Mc.2,23-28 (16/01/2024)
23 Op zekere sabbat liep Jezus door korenvelden.
Zijn leerlingen plukten al gaande aren.
24 De farizeeën zeiden tegen hem:
“Kijk! Waarom doen zij iets wat op sabbat niet mag?”
25 Hij antwoordde:
“Hebben jullie nooit kennis genomen van wat David deed toen hij gebrek leed
en hij en zijn metgezellen honger kregen? [1Sam.21,1-6]
26 Hoe hij – ten tijde van de hogepriester Abjatar –
het huis van God binnenging en de uitstallingsbroden opat,
die niemand mag eten behalve de priesters,
en hoe hij ze ook gaf aan zijn metgezellen?”
27 “De sabbat is er voor de mens,
en niet de mens voor de sabbat.
28 Zo is de mensenzoon heer, ook van de sabbat.
Het twistgesprek gaat verder. De farizeeën blijven zich blindstaren op de eigengemaakte regels en wetten, op wat wel en niet mag op sabbat. Zo dreigt de mens uit hun vernauwde blikveld te verdwijnen.

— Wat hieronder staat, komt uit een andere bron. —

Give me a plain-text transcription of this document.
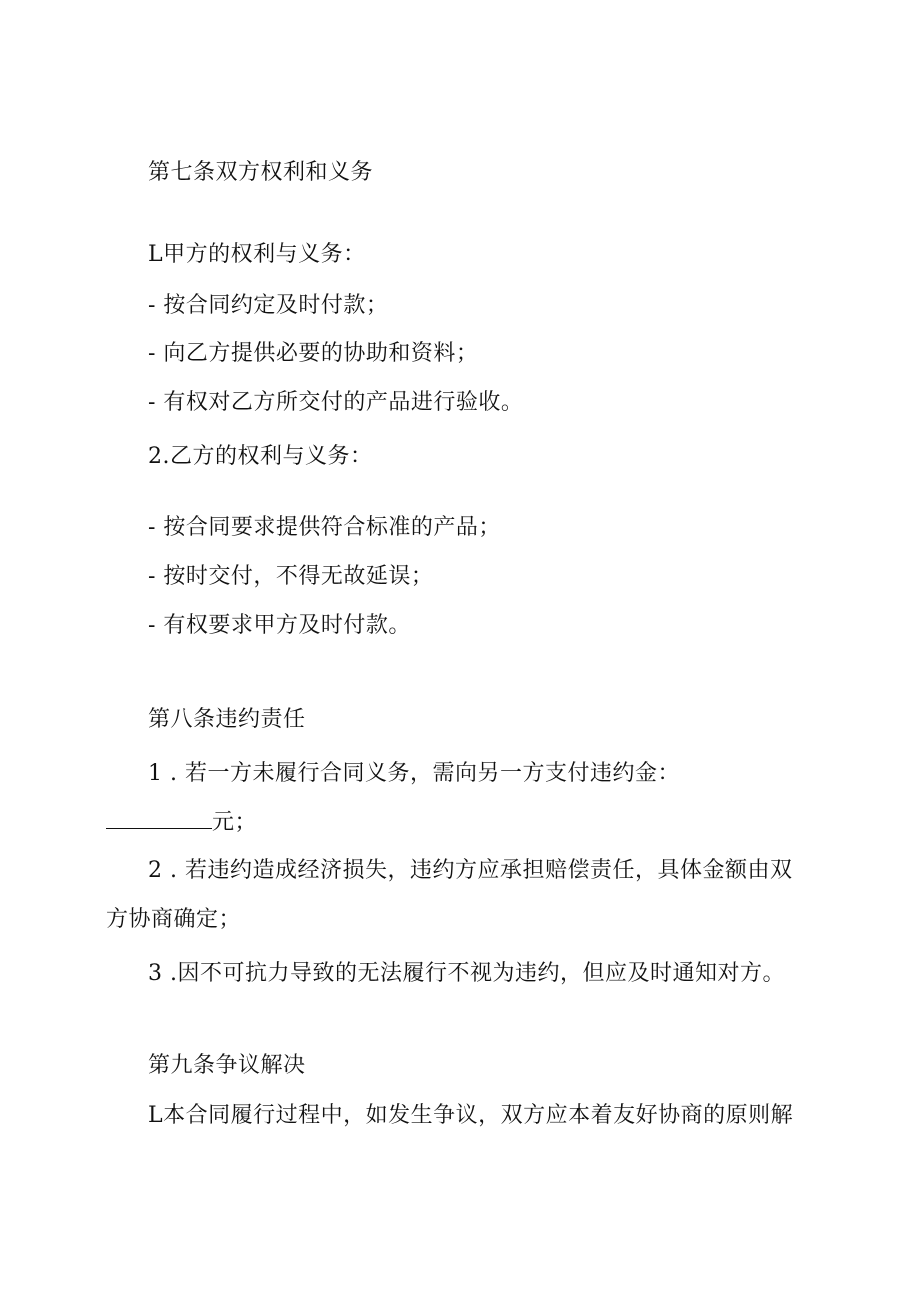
第七条双方权利和义务
L甲方的权利与义务：
- 按合同约定及时付款；
- 向乙方提供必要的协助和资料；
- 有权对乙方所交付的产品进行验收。
2.乙方的权利与义务：
- 按合同要求提供符合标准的产品；
- 按时交付，不得无故延误；
- 有权要求甲方及时付款。
第八条违约责任
1 . 若一方未履行合同义务，需向另一方支付违约金：
元；
2 . 若违约造成经济损失，违约方应承担赔偿责任，具体金额由双
方协商确定；
3 .因不可抗力导致的无法履行不视为违约，但应及时通知对方。
第九条争议解决
L本合同履行过程中，如发生争议，双方应本着友好协商的原则解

Voor Jezus daarentegen gaat het níet over regels en wetten, maar wel over ‘de mens’. Zijn metgezellen doen hem inzien wat er al dan niet moet gebeuren, ook op sabbat. Zijn diepe verbondenheid met G-d maakt het mogelijk om in alle ‘vrijheid’ om te gaan met mensen, hun noden te zien en erop in te gaan.
Deze ‘vrijheid’ gaat niet over gewoon je goesting doen. Het is zeker geen vrijblijvende losbandigheid, maar échte ‘vrijheid’. Ze ontstaat vanuit een diep geworteld zijn in G-d en stelt je in staat om te onderscheiden wat er op welk moment moet gedaan worden. Het is de stevige verankering die het mogelijk maakt vrij genoeg te zijn zodat je de ander zorgzaam nabij kan zijn en blijven. Diepe wortels geven immers voldoende stevigheid om in alle vrijheid het go(e )de te doen en zo G-d te eren (daar is toch de sabbat voor bedoeld?).